KUALA LUMPUR: Malaysia’s first locally-born giant panda headed to its homeland China on Tuesday (Nov 14), with officials bidding a sad goodbye to the female cub.
Two-year-old Nuan Nuan, whose name means “warmth”, was born in Malaysia’s national zoo in August 2015 a year after her parents Feng Yi and Fu Wa arrived in the country on a 10-year loan from China.
In the wild, giant pandas can only be found in China’s mountainous central regions where their favourite food, bamboo, grows in abundance.
But as part of its policy of “panda diplomacy”, Beijing loans the animals to countries worldwide as a goodwill gesture.
Its agreement with Malaysia provides that cubs born in captivity must be handed back to China at the age of two.
Two-year-old giant panda cub Nuan Nuan is seen inside her enclosure before departing for Chengdu. (Photo: AFP/Mohd RASFAN)
Nuan Nuan was placed inside a container Tuesday and lifted into a Malaysia Airlines freighter for a four and a half hour flight to the Chinese city of Chengdu – home to a special research base for giant panda breeding.
The cub was seen lying comfortably on its stomach with bamboo shoots and carrots by its side.
She will be released into the forest after a period of acclimatisation, Malaysian Environment Minister Wan Junaidi Tuanku Jaafar told AFP.
“Goodbye Nuan Nuan. Have a good reunion with your kiths and kins you never knew,” he said.
Mat Naim Ramli, the director of the Giant Panda Conservation Centre at the zoo, said he had mixed feelings.
“A little bit sad and a little bit happy,” he said at Kuala Lumpur airport.
“Sad because the cub is going to China. Happy because Malaysia has contributed towards panda conservation.”

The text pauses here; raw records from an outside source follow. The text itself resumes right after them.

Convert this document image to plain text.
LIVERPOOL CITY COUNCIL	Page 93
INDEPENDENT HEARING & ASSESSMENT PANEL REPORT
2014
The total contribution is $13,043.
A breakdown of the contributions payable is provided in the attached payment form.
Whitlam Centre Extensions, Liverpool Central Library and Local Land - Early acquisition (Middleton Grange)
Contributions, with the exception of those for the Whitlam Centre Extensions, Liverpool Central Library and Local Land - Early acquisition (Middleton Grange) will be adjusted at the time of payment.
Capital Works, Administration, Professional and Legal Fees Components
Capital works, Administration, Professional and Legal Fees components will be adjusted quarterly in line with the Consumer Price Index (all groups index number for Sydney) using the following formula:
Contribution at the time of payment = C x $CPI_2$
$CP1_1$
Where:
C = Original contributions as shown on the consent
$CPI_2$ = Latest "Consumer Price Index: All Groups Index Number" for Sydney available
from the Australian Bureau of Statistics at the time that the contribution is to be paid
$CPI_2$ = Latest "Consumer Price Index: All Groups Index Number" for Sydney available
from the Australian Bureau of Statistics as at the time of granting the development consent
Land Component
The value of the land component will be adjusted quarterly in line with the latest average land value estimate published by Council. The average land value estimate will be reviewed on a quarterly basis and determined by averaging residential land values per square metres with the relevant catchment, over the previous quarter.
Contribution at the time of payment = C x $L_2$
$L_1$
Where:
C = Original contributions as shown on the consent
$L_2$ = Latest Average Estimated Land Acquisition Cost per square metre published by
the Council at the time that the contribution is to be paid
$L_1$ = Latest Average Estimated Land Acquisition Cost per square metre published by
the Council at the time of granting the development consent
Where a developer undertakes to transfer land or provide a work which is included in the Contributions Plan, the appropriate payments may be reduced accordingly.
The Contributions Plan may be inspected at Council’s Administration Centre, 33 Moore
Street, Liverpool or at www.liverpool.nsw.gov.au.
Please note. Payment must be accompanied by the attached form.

The decision to house the pandas in a special US$7.7 million facility had caused controversy in Malaysia, with environmentalists arguing the money would have been better spent on conservation of local wildlife.
Pandas have a notoriously low reproductive rate and are under pressure from factors such as habitat loss.
There are an estimated 1,864 in the wild, according to the International Union for Conservation, which classes them as “vulnerable.”